A problem that we still have trouble fully grasping in reality. It is however quite simple and could be summed up as follows: the Covid pandemic has produced a radical shift in the power relations of global geopolitics with, for immediate effect, a transformation that will take other forms – forms that will be conditioned by the imperatives linked to global warming and the digital or digital revolution.
These transformations of globalization are, for us in Mauritius, essential data that it is imperative to understand because our country is entirely exposed to its dangers, but also to its potentialities.
And these transformations will impact our lives in increasingly significant ways in 2023. So what does 2023 have in store for us? And what awaits us on the geopolitical, economic, security and political level?
1. Geopolitics, historical and strategic alliances On the geopolitical front, we easily guess that we will have to count on an acceleration of the militarization of the Indian Ocean.
This region of the world, where Mauritius has nearly two million km2 of Exclusive Economic Zone (EEZ), is rapidly becoming the nerve center of global security.
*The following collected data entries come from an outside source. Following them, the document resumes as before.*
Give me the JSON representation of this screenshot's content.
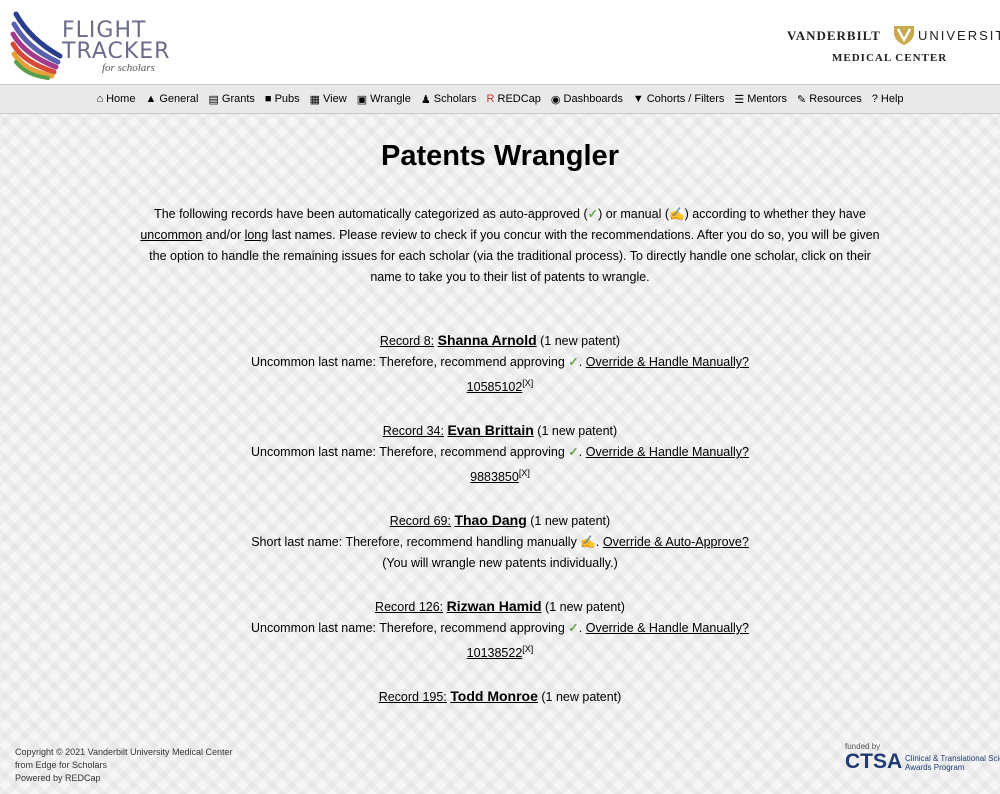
{
  "brand": {
    "logo_line1": "FLIGHT",
    "logo_line2": "TRACKER",
    "logo_line3": "for scholars"
  },
  "institution": {
    "name_left": "VANDERBILT",
    "name_right": "UNIVERSITY",
    "sub": "MEDICAL CENTER"
  },
  "nav": [
    {
      "icon": "home-icon",
      "glyph": "⌂",
      "label": "Home"
    },
    {
      "icon": "general-icon",
      "glyph": "▲",
      "label": "General"
    },
    {
      "icon": "grants-icon",
      "glyph": "▤",
      "label": "Grants"
    },
    {
      "icon": "pubs-icon",
      "glyph": "■",
      "label": "Pubs"
    },
    {
      "icon": "view-icon",
      "glyph": "▦",
      "label": "View"
    },
    {
      "icon": "wrangle-icon",
      "glyph": "▣",
      "label": "Wrangle"
    },
    {
      "icon": "scholars-icon",
      "glyph": "♟",
      "label": "Scholars"
    },
    {
      "icon": "redcap-icon",
      "glyph": "R",
      "label": "REDCap"
    },
    {
      "icon": "dashboards-icon",
      "glyph": "◉",
      "label": "Dashboards"
    },
    {
      "icon": "filter-icon",
      "glyph": "▼",
      "label": "Cohorts / Filters"
    },
    {
      "icon": "mentors-icon",
      "glyph": "☰",
      "label": "Mentors"
    },
    {
      "icon": "resources-icon",
      "glyph": "✎",
      "label": "Resources"
    },
    {
      "icon": "help-icon",
      "glyph": "?",
      "label": "Help"
    }
  ],
  "page": {
    "title": "Patents Wrangler",
    "intro_p1": "The following records have been automatically categorized as auto-approved (",
    "intro_p2": ") or manual (",
    "intro_p3": ") according to whether they have ",
    "intro_uncommon": "uncommon",
    "intro_p4": " and/or ",
    "intro_long": "long",
    "intro_p5": " last names. Please review to check if you concur with the recommendations. After you do so, you will be given the option to handle the remaining issues for each scholar (via the traditional process). To directly handle one scholar, click on their name to take you to their list of patents to wrangle.",
    "check_glyph": "✓",
    "hand_glyph": "✍"
  },
  "records": [
    {
      "record_label": "Record 8:",
      "name": "Shanna Arnold",
      "count": "(1 new patent)",
      "reason": "Uncommon last name: Therefore, recommend approving",
      "mark": "✓",
      "action": "Override & Handle Manually?",
      "patent": "10585102",
      "patent_x": "[X]",
      "note": ""
    },
    {
      "record_label": "Record 34:",
      "name": "Evan Brittain",
      "count": "(1 new patent)",
      "reason": "Uncommon last name: Therefore, recommend approving",
      "mark": "✓",
      "action": "Override & Handle Manually?",
      "patent": "9883850",
      "patent_x": "[X]",
      "note": ""
    },
    {
      "record_label": "Record 69:",
      "name": "Thao Dang",
      "count": "(1 new patent)",
      "reason": "Short last name: Therefore, recommend handling manually",
      "mark": "✍",
      "action": "Override & Auto-Approve?",
      "patent": "",
      "patent_x": "",
      "note": "(You will wrangle new patents individually.)"
    },
    {
      "record_label": "Record 126:",
      "name": "Rizwan Hamid",
      "count": "(1 new patent)",
      "reason": "Uncommon last name: Therefore, recommend approving",
      "mark": "✓",
      "action": "Override & Handle Manually?",
      "patent": "10138522",
      "patent_x": "[X]",
      "note": ""
    },
    {
      "record_label": "Record 195:",
      "name": "Todd Monroe",
      "count": "(1 new patent)",
      "reason": "",
      "mark": "",
      "action": "",
      "patent": "",
      "patent_x": "",
      "note": ""
    }
  ],
  "footer": {
    "copyright": "Copyright © 2021 Vanderbilt University Medical Center",
    "from": "from Edge for Scholars",
    "powered": "Powered by REDCap",
    "funded_by": "funded by",
    "ctsa": "CTSA",
    "ctsa_sub": "Clinical & Translational Science Awards Program"
  },
  "colors": {
    "check": "#6aa84f",
    "hand": "#e3a21a",
    "ctsa": "#1f3b72"
  }
}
This is due to the deployment of the New Silk Roads and China’s massive investments in the African continent.
After the AUKUS agreement for the purchase of nuclear submarines by Australia, the United States now seems to be more focused on its security interests in our region of the world.
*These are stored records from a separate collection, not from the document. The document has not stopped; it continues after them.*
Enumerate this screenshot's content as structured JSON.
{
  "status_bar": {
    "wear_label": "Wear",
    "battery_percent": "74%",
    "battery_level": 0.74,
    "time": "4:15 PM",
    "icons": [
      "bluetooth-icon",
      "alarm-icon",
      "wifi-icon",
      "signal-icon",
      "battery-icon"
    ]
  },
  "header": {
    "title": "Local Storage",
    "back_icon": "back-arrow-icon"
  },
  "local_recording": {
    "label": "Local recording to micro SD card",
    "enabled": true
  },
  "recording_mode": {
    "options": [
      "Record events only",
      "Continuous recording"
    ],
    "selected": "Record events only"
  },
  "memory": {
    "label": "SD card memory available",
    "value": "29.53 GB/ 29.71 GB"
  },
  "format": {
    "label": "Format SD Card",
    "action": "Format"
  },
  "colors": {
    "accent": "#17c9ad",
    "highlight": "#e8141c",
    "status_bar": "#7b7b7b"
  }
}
The negotiation for the return of the Chagos Archipelago to Mauritian sovereignty will take place in this context, and the PM has already indicated that Mauritius will not seek to change the status quo, which implies that the government will focus on the rent that we will be able to collect from the United States for their base in Diego Garcia.
Along with this, the military efforts of the Indian Navy will continue to intensify. India is slowly filling the vacuum created by the gradual withdrawal of the British Navy from our ocean.
This intensification of the Indian Ocean’s securing of the Indian Navy is part of a set of tacit agreements with the United States and France – with President Macron making it clear that France would work in concert with the Indian army in order to that respect for island sovereignties be preserved –; even if Indian international policy continues to advocate a highly strategic non-alignment for the interests of the Great Peninsula.
Mauritius will have to navigate carefully in this ocean of geopolitical multipolarity, consolidating its historical alliances while creating other strategic alliances.
2. Economy and recovery
Economically, we know that the forecast for 2023 is not optimistic with the peak of global inflation expected to arrive by the middle of the year (if current conditions remain the same).
This will inevitably have a significant impact on households in Mauritius. Our excessive dependence on imports and our economic strategy based on mass consumerism will cause household purchasing power to continue to fall.
The government’s room for maneuver is, in reality, extremely limited on this issue. Our development model cannot be radically transformed and oriented towards local production overnight.
Too many fundamentals – like declining productivity, lack of manpower, inadequate training, etc. – are not present to be able to envisage rapid transitions towards a real economy and local production.
As a result, we will remain extremely dependent on Foreign Direct Investments (FDI) and extremely exposed to price fluctuations on world markets. The current recovery in our key sectors is, on the other hand, an extremely encouraging sign.
In line with the global recovery, proven sectors needed to be able to restart in order to stabilize the national economy. But it is also essential that the government look into opening up other sectors of activity, and especially those that will be promising for the transformations to come and that are less dependent on the FDI.
The challenge is immense in this area since it involves reviewing our economic policies as much as our education policies, land use planning and our migration policies.